Thursday, May 31, 2018

Breen passes on history to push anti abortion obsession



My state rep Peter Breen (R-48th) is obsessed over abortion. He tends to see every issue of women's rights and advancement from the prism of interference with a woman's reproductive freedom. Consider his Nay vote that failed to prevent Illinois from becoming the 37th state to ratify the Equal Rights Amendment, passed by Congress in 1972, and now needing just one more state to become enshrined in the US Constitution. That document established America as a patriarchy, relegating women to little more than chattel for men who had exclusive control over voting, public office and property, and quite importantly, their own bodies. The arc of full citizenship and freedom for women was slow and torturous; 132 years just to get the vote; 185 years to achieve the right to control their bodies containing an unwanted pregnancy. The laws and legal decisions mean nothing to those seeking to limit that full citizenship and freedom, with 33 state legislatures pecking away at abortion access and resources like a hoard of woodpeckers in a forest. Breen, who doubles as Special Council to the extreme anti abortion Thomas More Society, has been a leader in the effort to make safe, affordable abortion less safe and less affordable; and by extension, women less free.
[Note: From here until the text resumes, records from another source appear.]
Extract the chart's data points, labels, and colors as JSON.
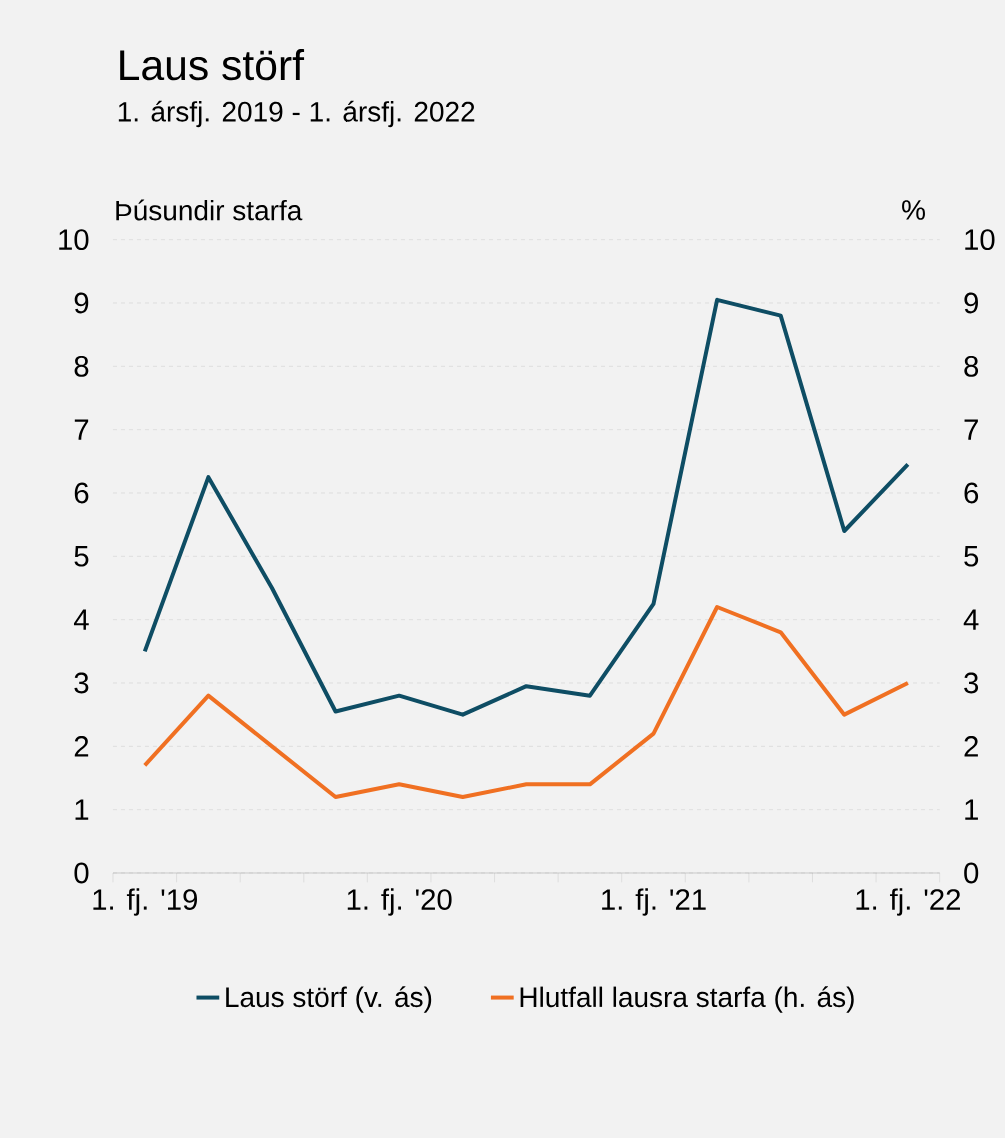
{
  "chart_data": {
    "type": "line",
    "title": "Laus störf",
    "subtitle": "1. ársfj. 2019 - 1. ársfj. 2022",
    "ylabel": "Þúsundir starfa",
    "y2label": "%",
    "categories": [
      "1. fj. '19",
      null,
      null,
      null,
      "1. fj. '20",
      null,
      null,
      null,
      "1. fj. '21",
      null,
      null,
      null,
      "1. fj. '22"
    ],
    "series": [
      {
        "name": "Laus störf (v. ás)",
        "color": "#0e4d64",
        "values": [
          3.5,
          6.25,
          4.5,
          2.55,
          2.8,
          2.5,
          2.95,
          2.8,
          4.25,
          9.05,
          8.8,
          5.4,
          6.45
        ]
      },
      {
        "name": "Hlutfall lausra starfa (h. ás)",
        "color": "#f07022",
        "axis": "y2",
        "values": [
          1.7,
          2.8,
          2.0,
          1.2,
          1.4,
          1.2,
          1.4,
          1.4,
          2.2,
          4.2,
          3.8,
          2.5,
          3.0
        ]
      }
    ],
    "ylim": [
      0,
      10
    ],
    "yticks": [
      0,
      1,
      2,
      3,
      4,
      5,
      6,
      7,
      8,
      9,
      10
    ],
    "y2lim": [
      0,
      10
    ],
    "y2ticks": [
      0,
      1,
      2,
      3,
      4,
      5,
      6,
      7,
      8,
      9,
      10
    ],
    "grid": "y",
    "legend": "bottom"
  }
}
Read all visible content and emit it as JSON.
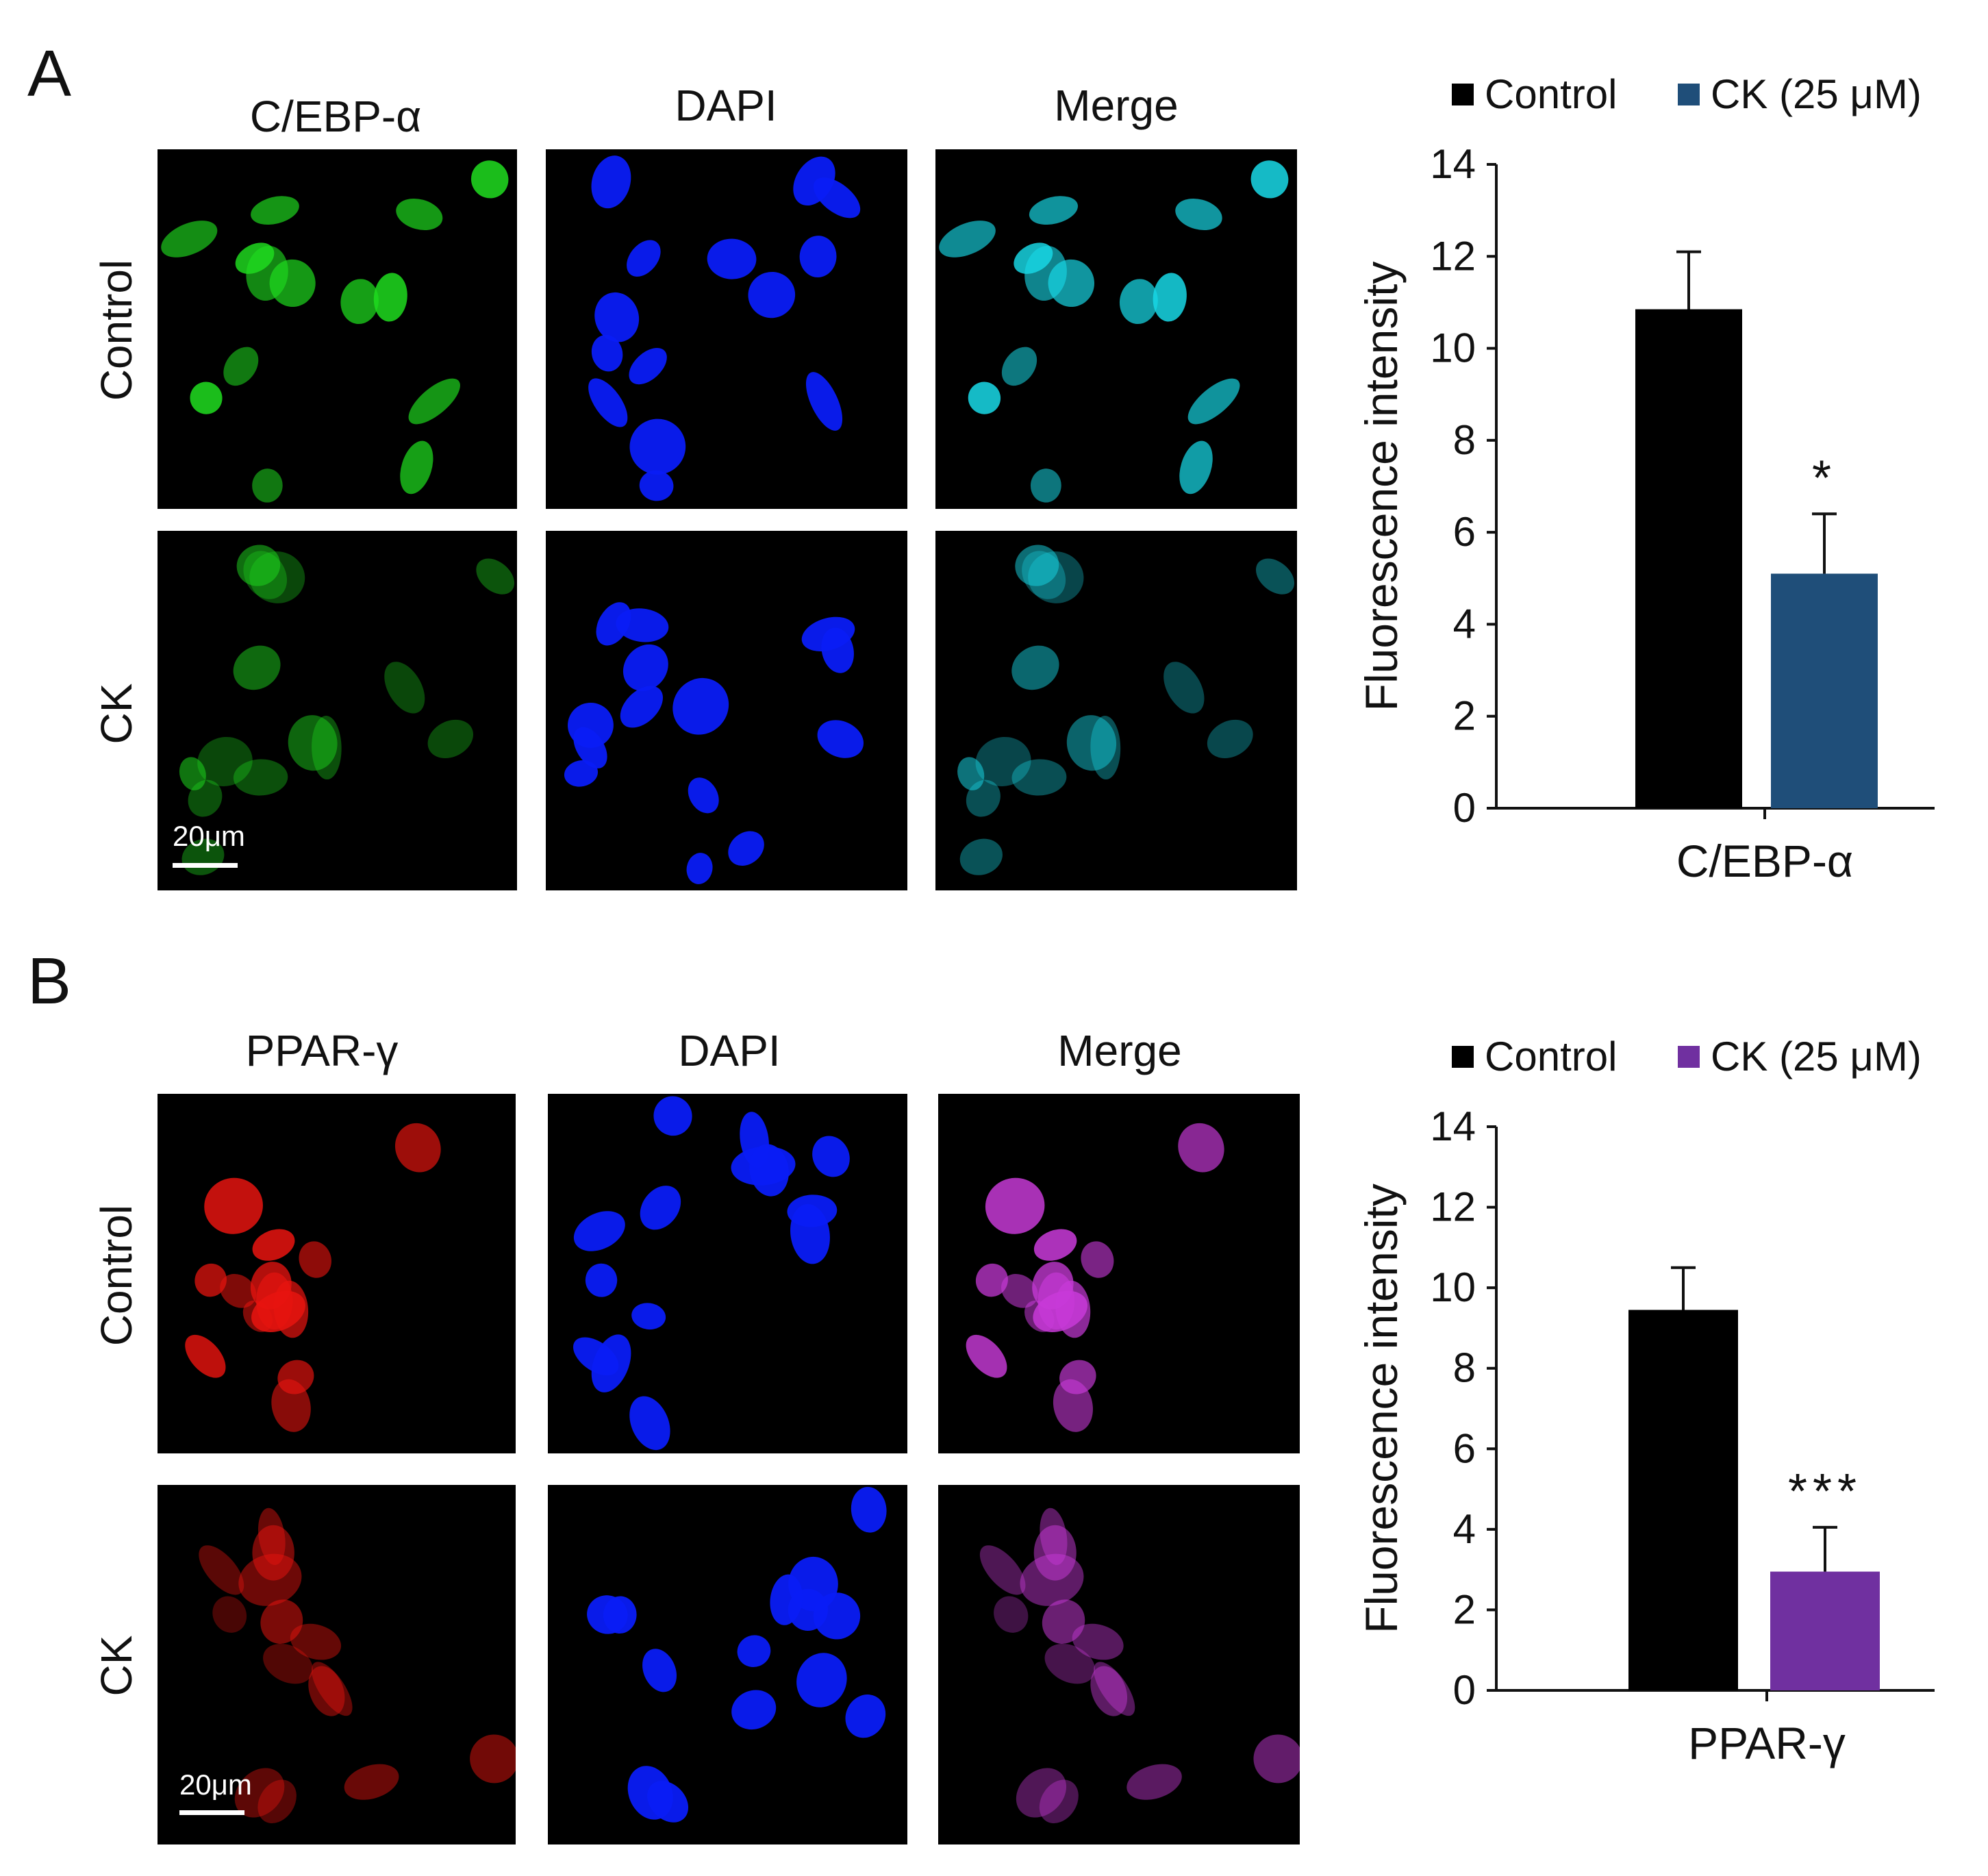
{
  "figure": {
    "panels": [
      {
        "letter": "A",
        "columns": [
          "C/EBP-α",
          "DAPI",
          "Merge"
        ],
        "rows": [
          "Control",
          "CK"
        ],
        "scale_bar": "20μm",
        "marker_color": "#1fdc1f",
        "nucleus_color": "#0a1cf5",
        "merge_color": "#18d8e6",
        "chart_data": {
          "type": "bar",
          "categories": [
            "C/EBP-α"
          ],
          "series": [
            {
              "name": "Control",
              "values": [
                10.85
              ],
              "error": [
                1.25
              ],
              "color": "#000000"
            },
            {
              "name": "CK (25 μM)",
              "values": [
                5.1
              ],
              "error": [
                1.3
              ],
              "color": "#1f4e79"
            }
          ],
          "ylabel": "Fluorescence  intensity",
          "xlabel": "C/EBP-α",
          "ylim": [
            0,
            14
          ],
          "yticks": [
            "0",
            "2",
            "4",
            "6",
            "8",
            "10",
            "12",
            "14"
          ],
          "significance": [
            {
              "series": "CK (25 μM)",
              "label": "*"
            }
          ],
          "legend_position": "top",
          "grid": false
        }
      },
      {
        "letter": "B",
        "columns": [
          "PPAR-γ",
          "DAPI",
          "Merge"
        ],
        "rows": [
          "Control",
          "CK"
        ],
        "scale_bar": "20μm",
        "marker_color": "#e8140f",
        "nucleus_color": "#0a1cf5",
        "merge_color": "#c83ad8",
        "chart_data": {
          "type": "bar",
          "categories": [
            "PPAR-γ"
          ],
          "series": [
            {
              "name": "Control",
              "values": [
                9.45
              ],
              "error": [
                1.05
              ],
              "color": "#000000"
            },
            {
              "name": "CK (25 μM)",
              "values": [
                2.95
              ],
              "error": [
                1.1
              ],
              "color": "#7030a0"
            }
          ],
          "ylabel": "Fluorescence  intensity",
          "xlabel": "PPAR-γ",
          "ylim": [
            0,
            14
          ],
          "yticks": [
            "0",
            "2",
            "4",
            "6",
            "8",
            "10",
            "12",
            "14"
          ],
          "significance": [
            {
              "series": "CK (25 μM)",
              "label": "***"
            }
          ],
          "legend_position": "top",
          "grid": false
        }
      }
    ]
  }
}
So at voting time, Breen ignored the historic arc that inches women closer to their rightful place in our great democratic experiment. His reasoning was chilling, calling the ERA "an alleged Constitutional Amendment" which would be "an illegal act". He called its supporters as having "no other thing to do than expand abortion rights." I, and likely the majority of Illinoisans, as reflected by the 62% bi-partisan vote to pass ERA in Illinois, prefer the profound, historic words of Breen's Republican colleague Christine Winger (R-45): "I am pro life. Again, I am pro life. I have a two year old daughter. I am for her and others to know that in the state of Illinois she should have the same opportunities as men. Vote Yes!"

Thankfully for her daughter, and every woman in Illinois, 71 other legislators did.